# Watch John Oliver take down Bucks arena in takedown-iest takedown ever



## Bubbles (Nov 12, 2005)

> How is it that Last Week Tonight host and indestructible “takedown” cyborg John Oliver hasn’t already ripped the idea of public financing for sports stadiums—and, by extension, the arena proposed by the Milwaukee Bucks—a new one? Did it get lost in the shuffle, buried beneath so many takedowns of Miss America, net neutrality, and Dr. Oz? Did an intern forget to add it to Oliver’s list of “Hot-Button Issues That People Argue About On The Internet And Which I, John Oliver, Must Now Take Down”? Is John Oliver available for parties? (We hear his takedowns of the music selection and the keg of beer in the kitchen are epic.)
> 
> Anyway, here’s John Oliver finally taking down the idea of public financing for sports stadiums, including the arena proposed by the Milwaukee Bucks. (The Bucks portion of last night’s takedown begins at the 9:25 mark.) As expected, he thinks it’s a terrible idea, and cherry picks some clips and info to make his we’ve-heard-it-all-before points. (He also makes some legit we’ve-heard-it-all-before points.) What topic will Oliver’s patented Takedown 9000 machine land on next week? Find out when every media outlet on the Internet shares it Monday morning.
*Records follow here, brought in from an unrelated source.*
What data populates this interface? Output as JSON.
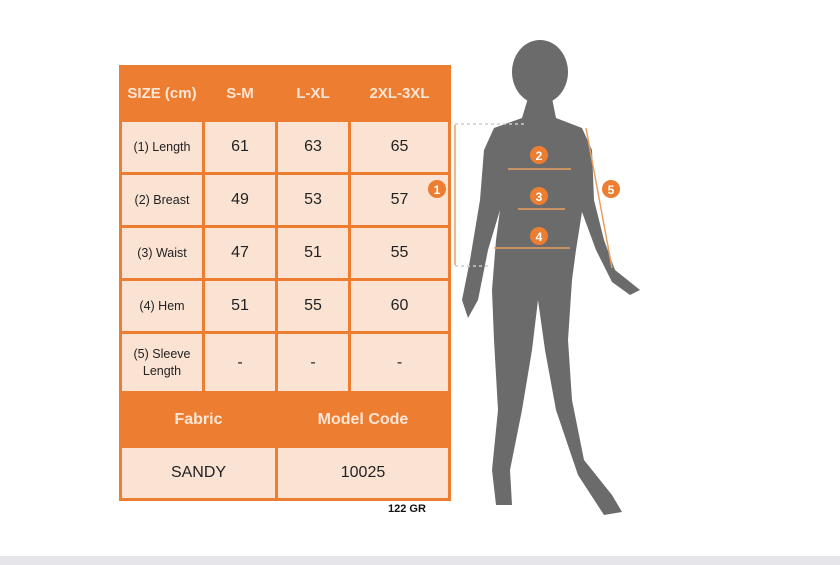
{
  "table": {
    "header": [
      "SIZE (cm)",
      "S-M",
      "L-XL",
      "2XL-3XL"
    ],
    "rows": [
      {
        "label": "(1) Length",
        "values": [
          "61",
          "63",
          "65"
        ]
      },
      {
        "label": "(2) Breast",
        "values": [
          "49",
          "53",
          "57"
        ]
      },
      {
        "label": "(3) Waist",
        "values": [
          "47",
          "51",
          "55"
        ]
      },
      {
        "label": "(4) Hem",
        "values": [
          "51",
          "55",
          "60"
        ]
      },
      {
        "label": "(5) Sleeve Length",
        "values": [
          "-",
          "-",
          "-"
        ]
      }
    ],
    "fabric_label": "Fabric",
    "model_code_label": "Model Code",
    "fabric": "SANDY",
    "model_code": "10025"
  },
  "weight": "122 GR",
  "markers": [
    "1",
    "2",
    "3",
    "4",
    "5"
  ],
  "colors": {
    "accent": "#ed7d31",
    "cell": "#fbe3d4",
    "silhouette": "#6b6b6b"
  }
}
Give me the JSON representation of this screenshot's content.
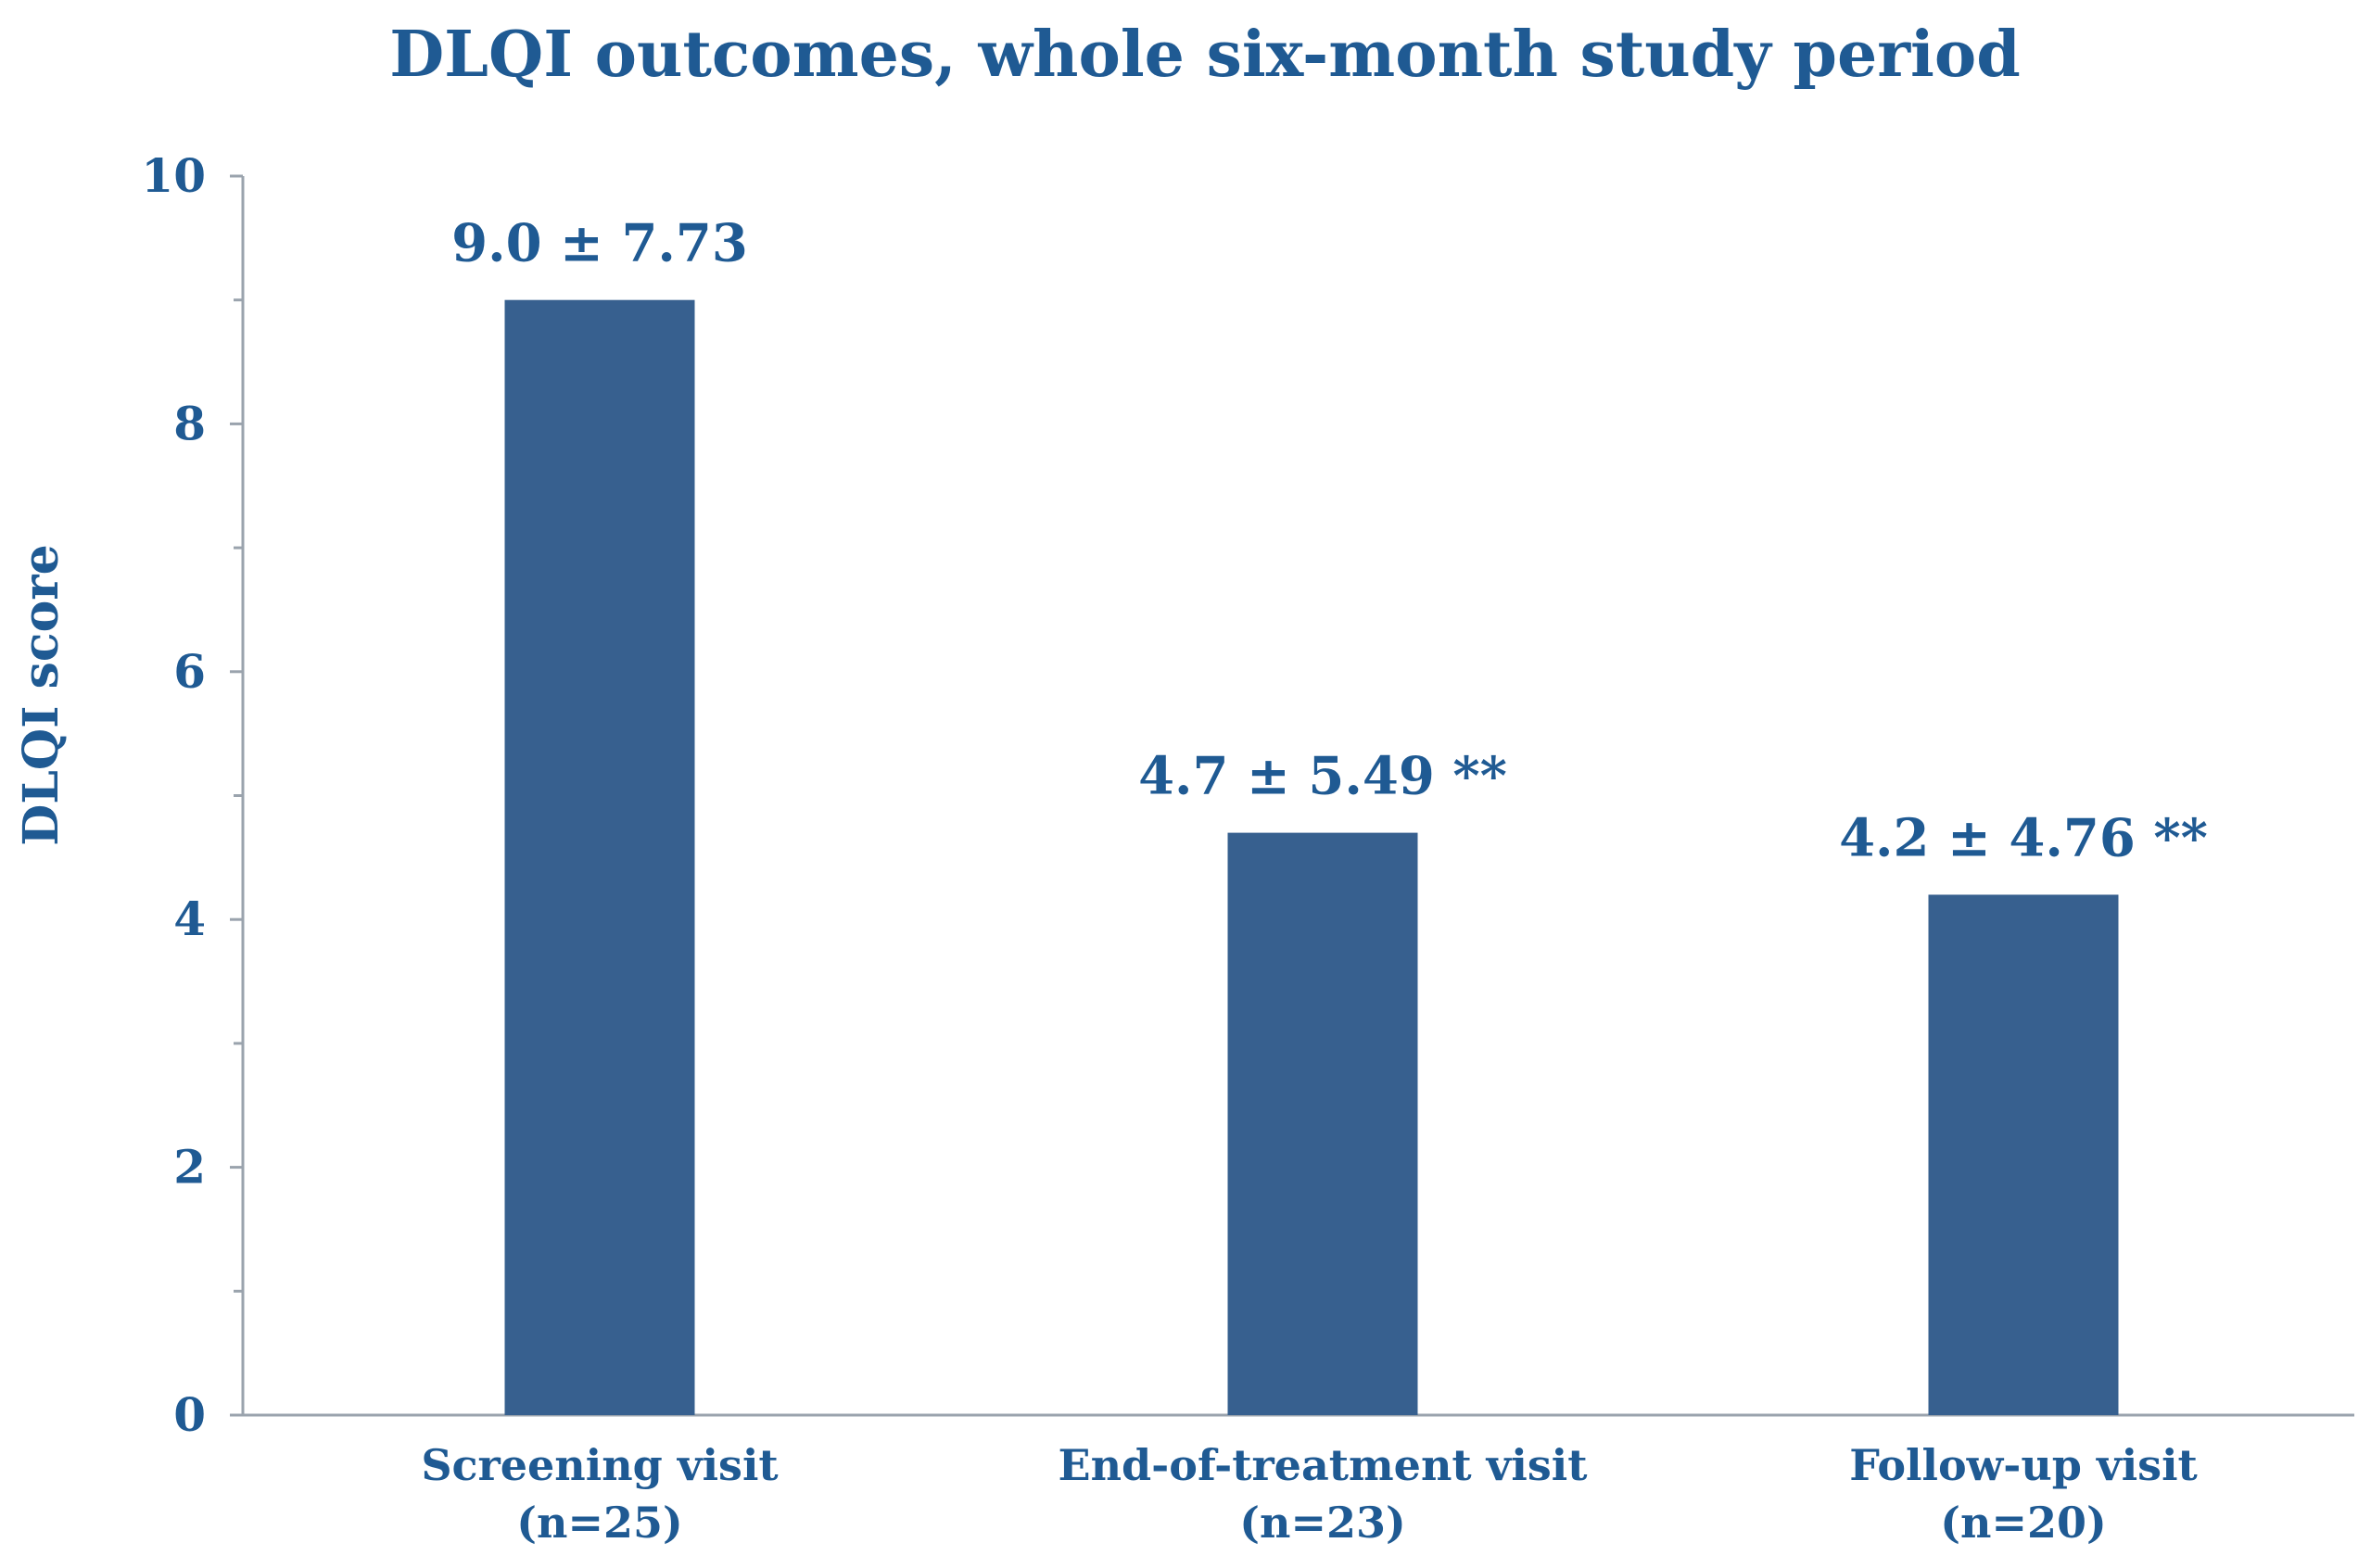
{
  "chart_data": {
    "type": "bar",
    "title": "DLQI outcomes, whole six-month study period",
    "xlabel": "",
    "ylabel": "DLQI score",
    "ylim": [
      0,
      10
    ],
    "yticks": [
      0,
      2,
      4,
      6,
      8,
      10
    ],
    "grid": false,
    "categories": [
      {
        "line1": "Screening visit",
        "line2": "(n=25)"
      },
      {
        "line1": "End-of-treatment visit",
        "line2": "(n=23)"
      },
      {
        "line1": "Follow-up visit",
        "line2": "(n=20)"
      }
    ],
    "values": [
      9.0,
      4.7,
      4.2
    ],
    "data_labels": [
      "9.0 ± 7.73",
      "4.7 ± 5.49 **",
      "4.2 ± 4.76 **"
    ],
    "colors": {
      "bar": "#37608f",
      "text": "#1f5a93",
      "axis": "#9aa3ad"
    }
  }
}
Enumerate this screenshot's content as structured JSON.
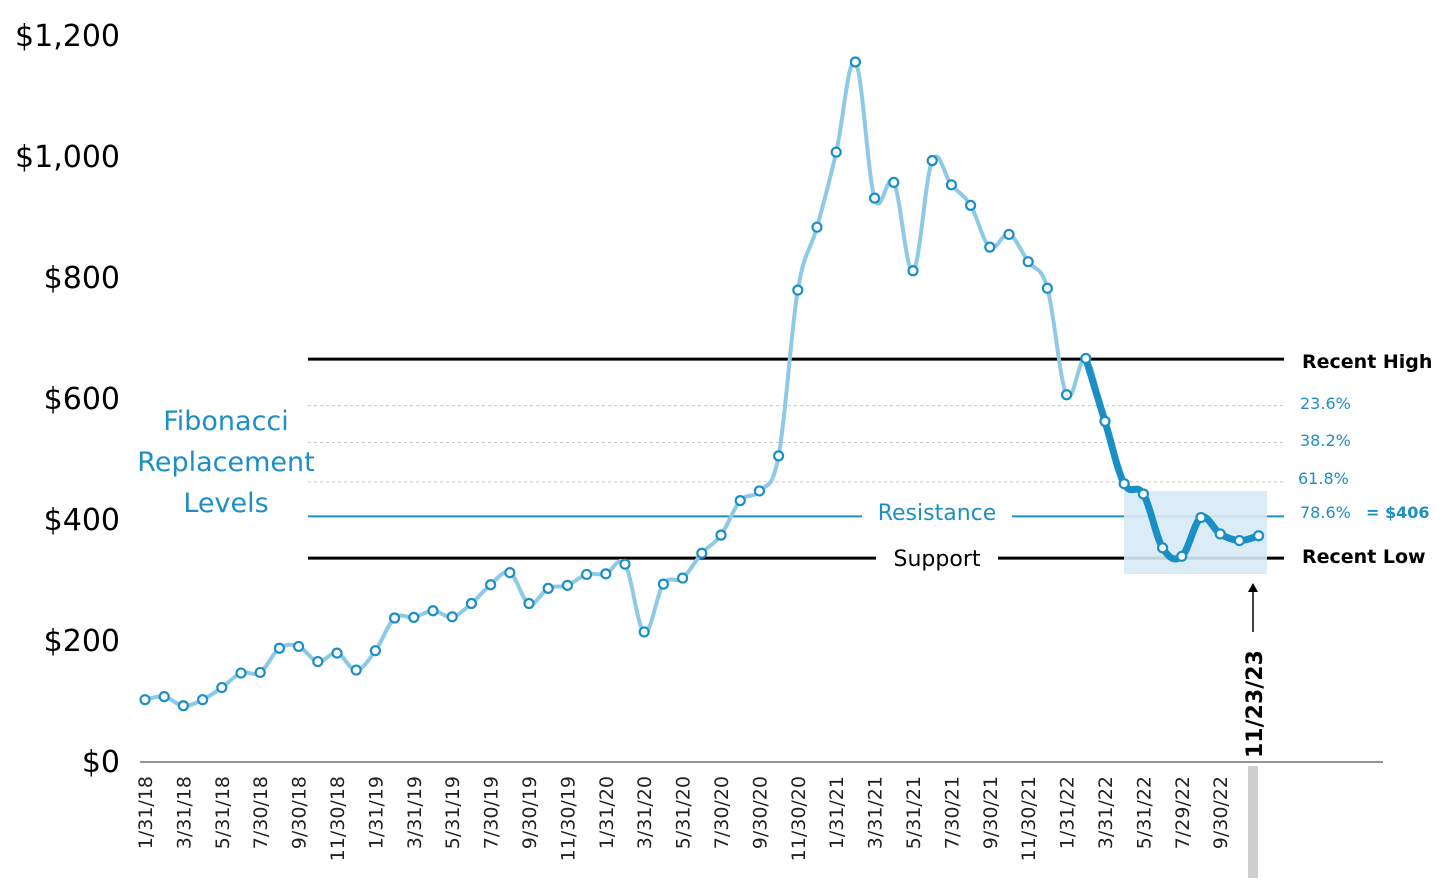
{
  "chart_data": {
    "type": "line",
    "y_ticks": [
      "$0",
      "$200",
      "$400",
      "$600",
      "$800",
      "$1,000",
      "$1,200"
    ],
    "y_tick_values": [
      0,
      200,
      400,
      600,
      800,
      1000,
      1200
    ],
    "ylim": [
      0,
      1200
    ],
    "x_tick_labels": [
      "1/31/18",
      "3/31/18",
      "5/31/18",
      "7/30/18",
      "9/30/18",
      "11/30/18",
      "1/31/19",
      "3/31/19",
      "5/31/19",
      "7/30/19",
      "9/30/19",
      "11/30/19",
      "1/31/20",
      "3/31/20",
      "5/31/20",
      "7/30/20",
      "9/30/20",
      "11/30/20",
      "1/31/21",
      "3/31/21",
      "5/31/21",
      "7/30/21",
      "9/30/21",
      "11/30/21",
      "1/31/22",
      "3/31/22",
      "5/31/22",
      "7/29/22",
      "9/30/22"
    ],
    "values": [
      103,
      108,
      93,
      103,
      123,
      147,
      148,
      188,
      191,
      166,
      180,
      152,
      184,
      238,
      239,
      250,
      240,
      262,
      293,
      313,
      262,
      287,
      292,
      310,
      311,
      327,
      215,
      294,
      304,
      345,
      375,
      432,
      448,
      506,
      780,
      884,
      1008,
      1157,
      932,
      958,
      812,
      994,
      954,
      920,
      851,
      872,
      827,
      783,
      607,
      667,
      563,
      460,
      443,
      354,
      340,
      404,
      377,
      366,
      374
    ],
    "highlight_start_index": 49,
    "levels": {
      "recent_high": {
        "label": "Recent High",
        "value": 666
      },
      "recent_low": {
        "label": "Recent Low",
        "value": 337
      },
      "fib_23": {
        "label": "23.6%",
        "value": 589
      },
      "fib_38": {
        "label": "38.2%",
        "value": 528
      },
      "fib_61": {
        "label": "61.8%",
        "value": 463
      },
      "fib_78": {
        "label": "78.6%",
        "value": 406,
        "value_label": "= $406"
      }
    },
    "annotations": {
      "fibonacci_title": [
        "Fibonacci",
        "Replacement",
        "Levels"
      ],
      "resistance": "Resistance",
      "support": "Support",
      "current_date": "11/23/23"
    },
    "colors": {
      "line": "#8ecae6",
      "highlight_line": "#1a8fc6",
      "marker": "#1a8fc6",
      "annotation": "#1e8fc4",
      "box": "#d7eaf5"
    }
  }
}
http://milwaukeerecord.com/city-life/watch-jon-oliver-take-down-bucks-arena-in-takedown-iest-takedown-ever/


----------



## RollWithEm (Jul 16, 2002)

Funny... but also not funny.


----------



## 29380 (Feb 23, 2009)

__ https://twitter.com/i/web/status/621125339465547776


----------



## Kreutz35 (Dec 23, 2011)

http://grantland.com/the-triangle/the-bucks-the-federal-government-and-a-billion-dollar-question/



> It just seems like we’ve been focusing our energy in the wrong places with this issue. Any time a team asks for public help building a new stadium, we point to the net worth of the owners in question, but not the 30 years of precedent for publicly funded stadiums that have already been built. Maybe raising awareness about these shameless stadium deals will make it harder to sell them politically, but that didn’t work in Milwaukee, and in Missouri the governor and the St. Louis Rams just skirted a public vote altogether on $400 million of proposed funding for a new stadium.





> The Bucks’ owners may not be the bleeding-heart saviors they were advertised as last year, but they’re also not the blackhearted shakedown artists you’re hearing about now. Their stadium deal didn’t game the system; that is the system. If you want to get outraged at anyone, start with the people who can change it.


----------